Loud concert causes misery

I own a condo in Cayman Sands on West Bay Road.

My wife and I have been frequent visitors to Grand Cayman along with my children and grandchildren and we generally spend about four months a year on this island.

We have been coming here since 1983 and consider it our second home.

On Friday, February 4, we started to hear loud music coming from a concert that was set up in the vicinity of the bypass across from the movie theatre.

It was early evening and it was very loud. We figured it was a special event and it would soon pass. We called the police to see what was going on and how long it would be.

Our young grandchildren are visiting along with their parents and they couldn’t sleep with the noise. We were told that there was a special permit issued for the concert and that they would be performing until 2 or 3am. Why does an outdoor concert of any kind have to last past 11?

We couldn’t believe that permission would be granted for an outdoor concert during those hours in a prime Seven Mile Beach location.

What advantage is there to Cayman tourism and the kind of repeat visitors Cayman would like to attract? My children and grandchildren were up all night and couldn’t sleep until the noise stopped at 3am.

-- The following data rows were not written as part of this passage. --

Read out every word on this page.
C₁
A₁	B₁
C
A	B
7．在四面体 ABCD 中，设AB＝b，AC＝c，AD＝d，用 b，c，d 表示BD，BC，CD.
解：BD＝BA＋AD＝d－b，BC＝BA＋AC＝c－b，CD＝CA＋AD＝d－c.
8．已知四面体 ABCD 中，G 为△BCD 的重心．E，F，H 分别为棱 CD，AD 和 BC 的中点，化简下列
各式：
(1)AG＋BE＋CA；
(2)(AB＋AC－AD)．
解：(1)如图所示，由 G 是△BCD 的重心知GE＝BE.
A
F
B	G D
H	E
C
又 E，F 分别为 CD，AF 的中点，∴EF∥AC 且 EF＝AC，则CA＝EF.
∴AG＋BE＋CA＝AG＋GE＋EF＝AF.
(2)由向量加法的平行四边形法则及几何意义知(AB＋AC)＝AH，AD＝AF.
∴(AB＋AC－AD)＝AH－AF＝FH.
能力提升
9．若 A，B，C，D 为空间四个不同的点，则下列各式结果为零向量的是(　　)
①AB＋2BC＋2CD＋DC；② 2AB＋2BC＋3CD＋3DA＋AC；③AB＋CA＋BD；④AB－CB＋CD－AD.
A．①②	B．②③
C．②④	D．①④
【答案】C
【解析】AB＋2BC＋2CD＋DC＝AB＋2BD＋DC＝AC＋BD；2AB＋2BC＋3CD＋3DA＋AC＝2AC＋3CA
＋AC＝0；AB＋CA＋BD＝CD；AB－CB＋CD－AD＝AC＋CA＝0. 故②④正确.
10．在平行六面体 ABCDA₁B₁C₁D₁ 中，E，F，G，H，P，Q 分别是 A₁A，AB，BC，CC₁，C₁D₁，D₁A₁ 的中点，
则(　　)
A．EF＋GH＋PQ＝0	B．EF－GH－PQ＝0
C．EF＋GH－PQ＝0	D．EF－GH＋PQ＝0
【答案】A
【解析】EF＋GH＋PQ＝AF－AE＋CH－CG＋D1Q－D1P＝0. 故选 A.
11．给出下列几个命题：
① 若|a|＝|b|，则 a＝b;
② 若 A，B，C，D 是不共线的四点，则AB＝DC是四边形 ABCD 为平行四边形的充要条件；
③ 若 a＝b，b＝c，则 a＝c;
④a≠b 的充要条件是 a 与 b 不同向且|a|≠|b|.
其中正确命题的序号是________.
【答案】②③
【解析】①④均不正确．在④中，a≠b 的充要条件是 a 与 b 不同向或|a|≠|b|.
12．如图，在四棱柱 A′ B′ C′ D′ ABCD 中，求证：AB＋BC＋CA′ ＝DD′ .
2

We cannot believe that Cayman officials find noisy events like this beneficial to the country in general. They ended a 10-day vacation on a sour note.

If concerts are to be held, why not hold them in some remote location far from residences, or in a sports venue, or some other area far removed from the heart of Seven Mile Beach.

The music would seem to appeal to a spring break crowd and we hope that is not the direction Cayman tourism is intending to take.

Before our arrival in January we were told by friends of an earlier ear-shattering concert in the same location, and that several complaints were filed.

What rights do we have as property owners and part-time residents of Grand Cayman to even be notified that such events are being considered?

There was no notice that the event would be held, and we don’t even know who issued permission for the event.

Hypothetically, if a permanent concert site were to be established in that location, hearings would be held, neighbours notified and opportunities would be presented to hear about environmental impacts and possible negative effects on the surrounding area.

After due deliberation, decisions would be made.

Where in the zoning laws of the island are we given due process and an opportunity to be heard on these outrageously loud and, I might add, profanity-laced concerts?

I trust other owners and residents are equally offended by these concerts. It seems to me that if there is a market for music of this type, there is no reason why the music cannot be heard in an enclosed building for noise control, or in one of the more remote locations mentioned earlier in this letter.